The First Theory And Practice Of Translation Essay example

1552 Words Feb 21st, 2016 null Page
There is no doubt that there are many kinds of critical approaches designed for the theory and practice of translation. The first theory dates back to Cicero and Horace over 2000 years ago. Its main idea focuses on translating the content and culture, regardless of the lexical and stylistic features of the original text. Cicero states that “I translate the ideas and their forms” (Schulte & Biguenet 12). Thus, he was interested in translating the idea rather than word-for-word-translation. I.e., he dealt with the concepts of the other language without transferring it literally to their language, but rather translating its meaning. Additionally, the Roman’s translators developed another critical way besides the previous one (appropriation the content), which is surpassing the original text. To put it differently, they regarded the original text as a source of inspiration to create new expression in their own language (Schulte & Biguenet 13).

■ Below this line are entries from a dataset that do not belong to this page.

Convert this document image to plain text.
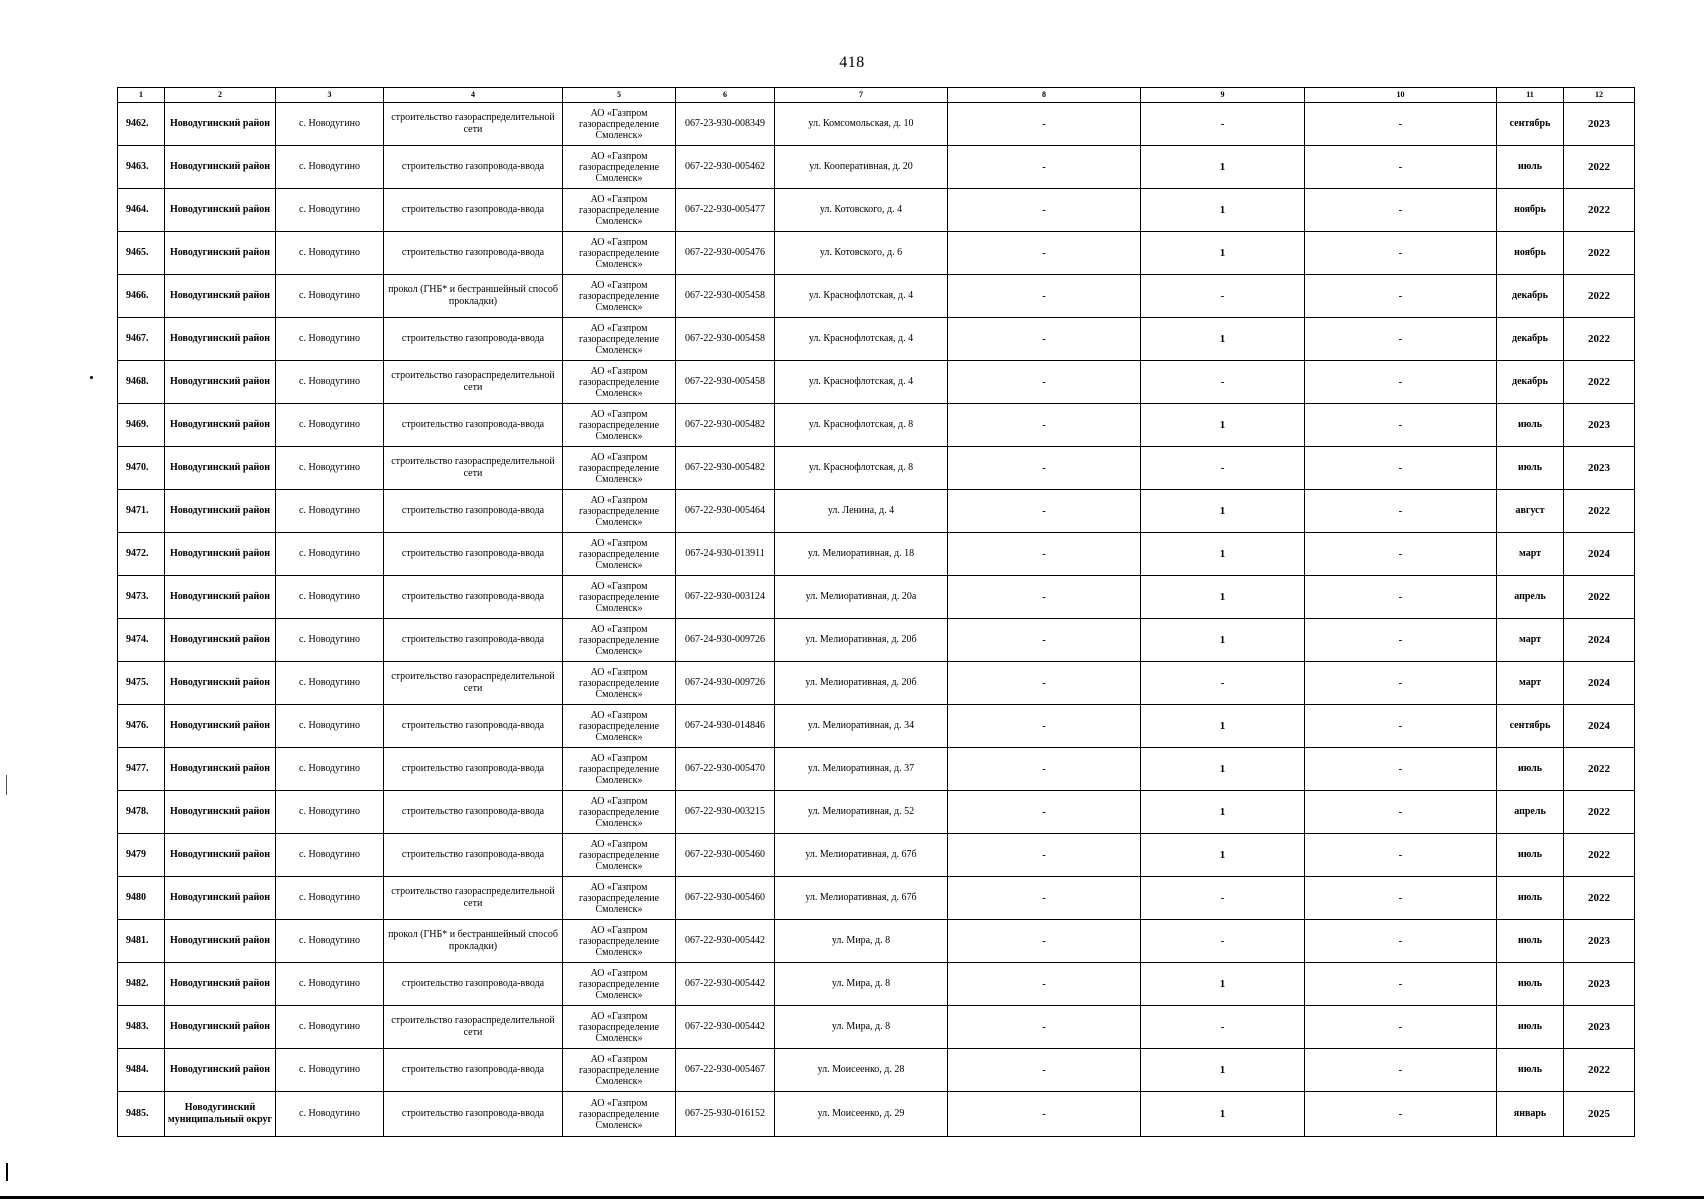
418
1	2	3	4	5	6	7	8	9	10	11	12
9462.	Новодугинский район	с. Новодугино	строительство газораспределительной сети	АО «Газпром газораспределение Смоленск»	067-23-930-008349	ул. Комсомольская, д. 10	-	-	-	сентябрь	2023
9463.	Новодугинский район	с. Новодугино	строительство газопровода-ввода	АО «Газпром газораспределение Смоленск»	067-22-930-005462	ул. Кооперативная, д. 20	-	1	-	июль	2022
9464.	Новодугинский район	с. Новодугино	строительство газопровода-ввода	АО «Газпром газораспределение Смоленск»	067-22-930-005477	ул. Котовского, д. 4	-	1	-	ноябрь	2022
9465.	Новодугинский район	с. Новодугино	строительство газопровода-ввода	АО «Газпром газораспределение Смоленск»	067-22-930-005476	ул. Котовского, д. 6	-	1	-	ноябрь	2022
9466.	Новодугинский район	с. Новодугино	прокол (ГНБ* и бестраншейный способ прокладки)	АО «Газпром газораспределение Смоленск»	067-22-930-005458	ул. Краснофлотская, д. 4	-	-	-	декабрь	2022
9467.	Новодугинский район	с. Новодугино	строительство газопровода-ввода	АО «Газпром газораспределение Смоленск»	067-22-930-005458	ул. Краснофлотская, д. 4	-	1	-	декабрь	2022
9468.	Новодугинский район	с. Новодугино	строительство газораспределительной сети	АО «Газпром газораспределение Смоленск»	067-22-930-005458	ул. Краснофлотская, д. 4	-	-	-	декабрь	2022
9469.	Новодугинский район	с. Новодугино	строительство газопровода-ввода	АО «Газпром газораспределение Смоленск»	067-22-930-005482	ул. Краснофлотская, д. 8	-	1	-	июль	2023
9470.	Новодугинский район	с. Новодугино	строительство газораспределительной сети	АО «Газпром газораспределение Смоленск»	067-22-930-005482	ул. Краснофлотская, д. 8	-	-	-	июль	2023
9471.	Новодугинский район	с. Новодугино	строительство газопровода-ввода	АО «Газпром газораспределение Смоленск»	067-22-930-005464	ул. Ленина, д. 4	-	1	-	август	2022
9472.	Новодугинский район	с. Новодугино	строительство газопровода-ввода	АО «Газпром газораспределение Смоленск»	067-24-930-013911	ул. Мелиоративная, д. 18	-	1	-	март	2024
9473.	Новодугинский район	с. Новодугино	строительство газопровода-ввода	АО «Газпром газораспределение Смоленск»	067-22-930-003124	ул. Мелиоративная, д. 20а	-	1	-	апрель	2022
9474.	Новодугинский район	с. Новодугино	строительство газопровода-ввода	АО «Газпром газораспределение Смоленск»	067-24-930-009726	ул. Мелиоративная, д. 20б	-	1	-	март	2024
9475.	Новодугинский район	с. Новодугино	строительство газораспределительной сети	АО «Газпром газораспределение Смоленск»	067-24-930-009726	ул. Мелиоративная, д. 20б	-	-	-	март	2024
9476.	Новодугинский район	с. Новодугино	строительство газопровода-ввода	АО «Газпром газораспределение Смоленск»	067-24-930-014846	ул. Мелиоративная, д. 34	-	1	-	сентябрь	2024
9477.	Новодугинский район	с. Новодугино	строительство газопровода-ввода	АО «Газпром газораспределение Смоленск»	067-22-930-005470	ул. Мелиоративная, д. 37	-	1	-	июль	2022
9478.	Новодугинский район	с. Новодугино	строительство газопровода-ввода	АО «Газпром газораспределение Смоленск»	067-22-930-003215	ул. Мелиоративная, д. 52	-	1	-	апрель	2022
9479	Новодугинский район	с. Новодугино	строительство газопровода-ввода	АО «Газпром газораспределение Смоленск»	067-22-930-005460	ул. Мелиоративная, д. 67б	-	1	-	июль	2022
9480	Новодугинский район	с. Новодугино	строительство газораспределительной сети	АО «Газпром газораспределение Смоленск»	067-22-930-005460	ул. Мелиоративная, д. 67б	-	-	-	июль	2022
9481.	Новодугинский район	с. Новодугино	прокол (ГНБ* и бестраншейный способ прокладки)	АО «Газпром газораспределение Смоленск»	067-22-930-005442	ул. Мира, д. 8	-	-	-	июль	2023
9482.	Новодугинский район	с. Новодугино	строительство газопровода-ввода	АО «Газпром газораспределение Смоленск»	067-22-930-005442	ул. Мира, д. 8	-	1	-	июль	2023
9483.	Новодугинский район	с. Новодугино	строительство газораспределительной сети	АО «Газпром газораспределение Смоленск»	067-22-930-005442	ул. Мира, д. 8	-	-	-	июль	2023
9484.	Новодугинский район	с. Новодугино	строительство газопровода-ввода	АО «Газпром газораспределение Смоленск»	067-22-930-005467	ул. Моисеенко, д. 28	-	1	-	июль	2022
9485.	Новодугинский муниципальный округ	с. Новодугино	строительство газопровода-ввода	АО «Газпром газораспределение Смоленск»	067-25-930-016152	ул. Моисеенко, д. 29	-	1	-	январь	2025
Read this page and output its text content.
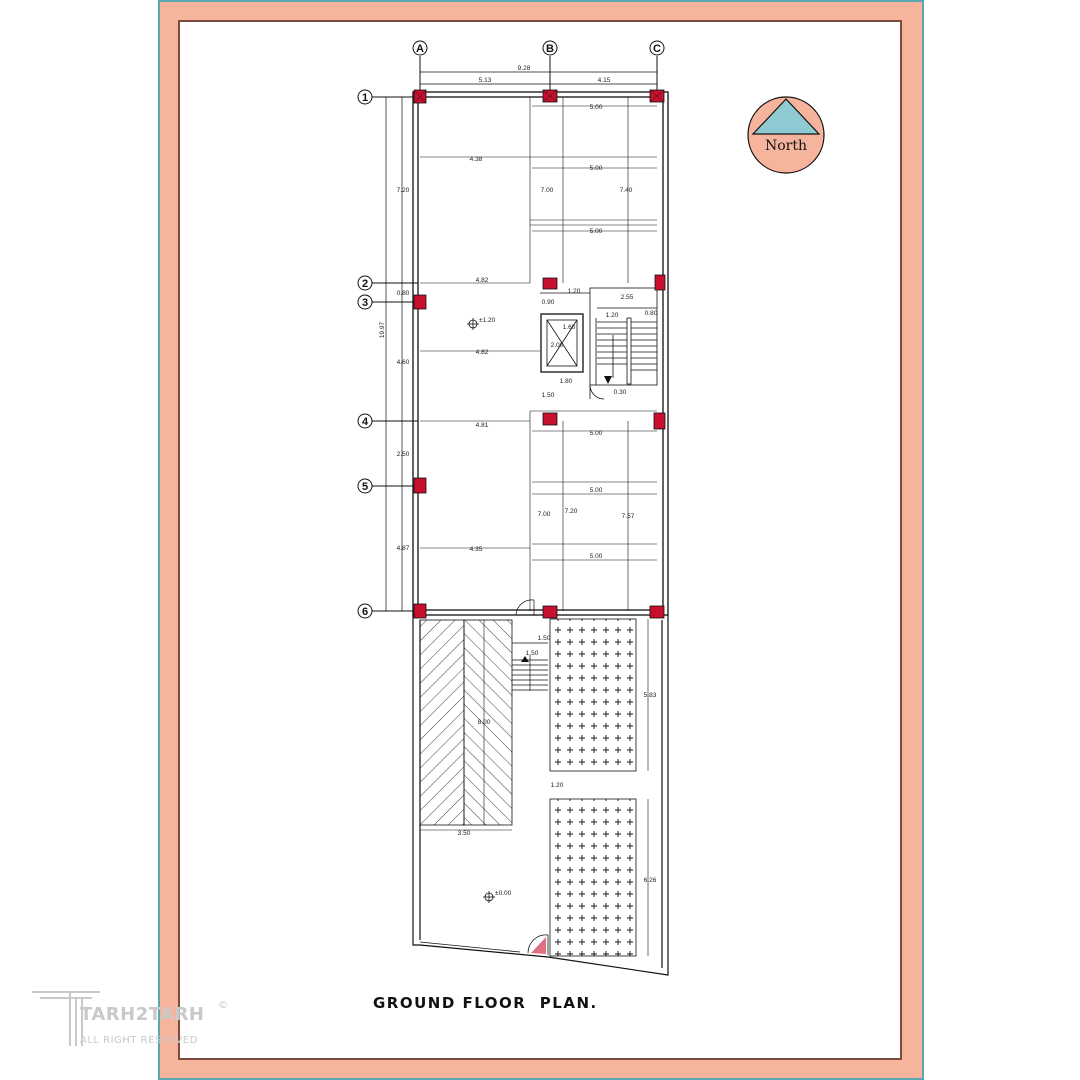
A	B	C
9.28
5.13	4.15
1
2
3
4
5
6
19.97
7.20
0.80
4.60
2.50
4.87
5.00
5.00
5.00
7.00	7.40
4.38
4.82
4.82
4.81
4.35
±1.20
1.60
2.00
1.80
0.90
1.20
2.55
1.20	0.80
1.50	0.30
5.00
5.00
5.00
7.00 7.20
7.57
3.50
8.00
5.83
6.26
1.20
1.50
1.50
±0.00
North
GROUND FLOOR  PLAN.
TARH2TARH ©
ALL RIGHT RESERVED
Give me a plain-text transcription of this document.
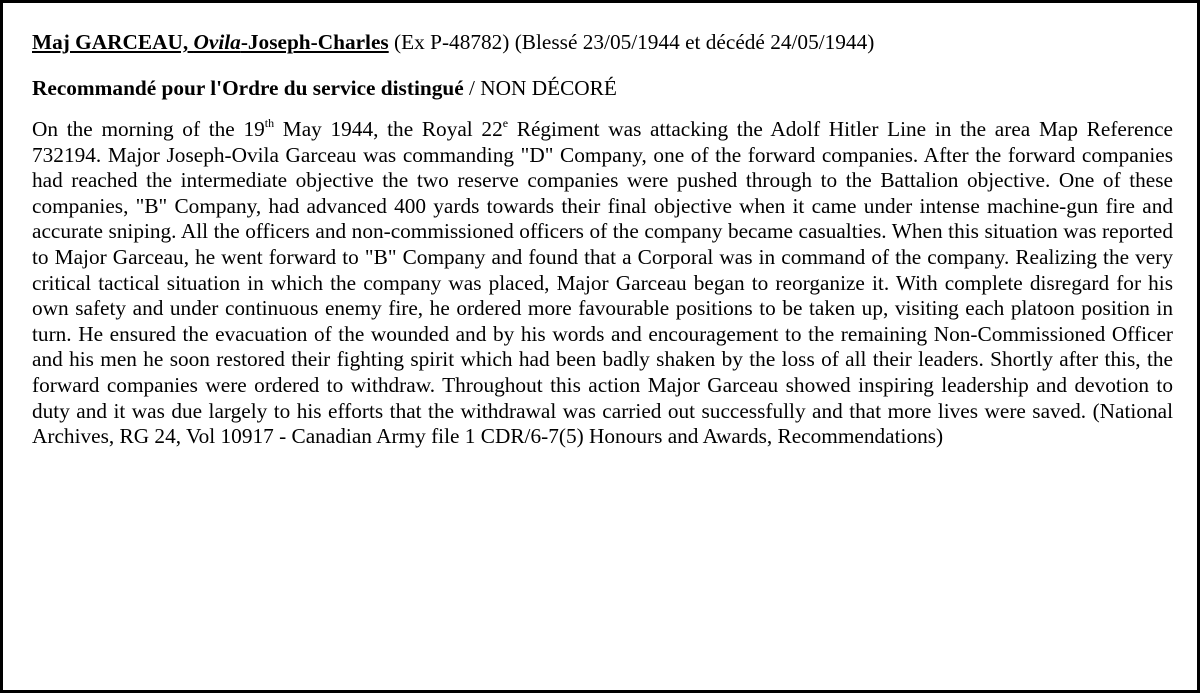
Maj GARCEAU, Ovila-Joseph-Charles (Ex P-48782) (Blessé 23/05/1944 et décédé 24/05/1944)

Recommandé pour l'Ordre du service distingué / NON DÉCORÉ

On the morning of the 19th May 1944, the Royal 22e Régiment was attacking the Adolf Hitler Line in the area Map Reference 732194. Major Joseph-Ovila Garceau was commanding "D" Company, one of the forward companies. After the forward companies had reached the intermediate objective the two reserve companies were pushed through to the Battalion objective. One of these companies, "B" Company, had advanced 400 yards towards their final objective when it came under intense machine-gun fire and accurate sniping. All the officers and non-commissioned officers of the company became casualties. When this situation was reported to Major Garceau, he went forward to "B" Company and found that a Corporal was in command of the company. Realizing the very critical tactical situation in which the company was placed, Major Garceau began to reorganize it. With complete disregard for his own safety and under continuous enemy fire, he ordered more favourable positions to be taken up, visiting each platoon position in turn. He ensured the evacuation of the wounded and by his words and encouragement to the remaining Non-Commissioned Officer and his men he soon restored their fighting spirit which had been badly shaken by the loss of all their leaders. Shortly after this, the forward companies were ordered to withdraw. Throughout this action Major Garceau showed inspiring leadership and devotion to duty and it was due largely to his efforts that the withdrawal was carried out successfully and that more lives were saved. (National Archives, RG 24, Vol 10917 - Canadian Army file 1 CDR/6-7(5) Honours and Awards, Recommendations)
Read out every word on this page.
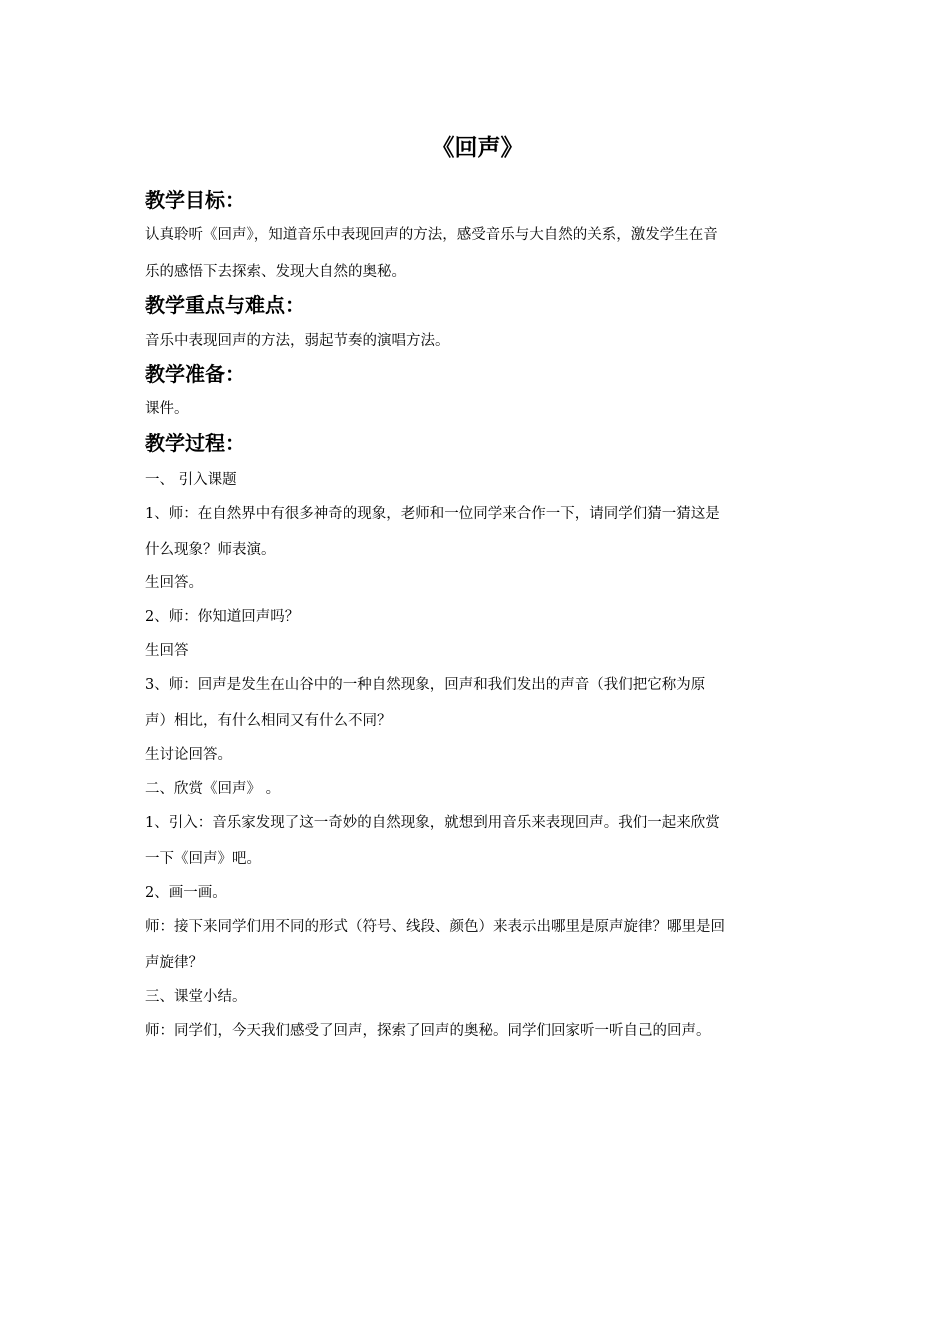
《回声》
教学目标：

认真聆听《回声》，知道音乐中表现回声的方法，感受音乐与大自然的关系，激发学生在音

乐的感悟下去探索、发现大自然的奥秘。

教学重点与难点：

音乐中表现回声的方法，弱起节奏的演唱方法。

教学准备：

课件。

教学过程：

一、 引入课题

1、师：在自然界中有很多神奇的现象，老师和一位同学来合作一下，请同学们猜一猜这是

什么现象？师表演。

生回答。

2、师：你知道回声吗？

生回答

3、师：回声是发生在山谷中的一种自然现象，回声和我们发出的声音（我们把它称为原

声）相比，有什么相同又有什么不同？

生讨论回答。

二、欣赏《回声》 。

1、引入：音乐家发现了这一奇妙的自然现象，就想到用音乐来表现回声。我们一起来欣赏

一下《回声》吧。

2、画一画。

师：接下来同学们用不同的形式（符号、线段、颜色）来表示出哪里是原声旋律？哪里是回

声旋律？

三、课堂小结。

师：同学们，今天我们感受了回声，探索了回声的奥秘。同学们回家听一听自己的回声。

During the Renaissance era, the translators were more concerned not with the original, but, rather, how to enrich their language by revitalizing the power of the original to their own language. As a matter of fact, they enriched their language by surpassing the original language. Clearly enough, both the translators in the Roman and Renaissance era dealt with act of translation as a delicate exploitation of the original text or language so that they can improve their language in terms of linguistics and aesthetic dimensions.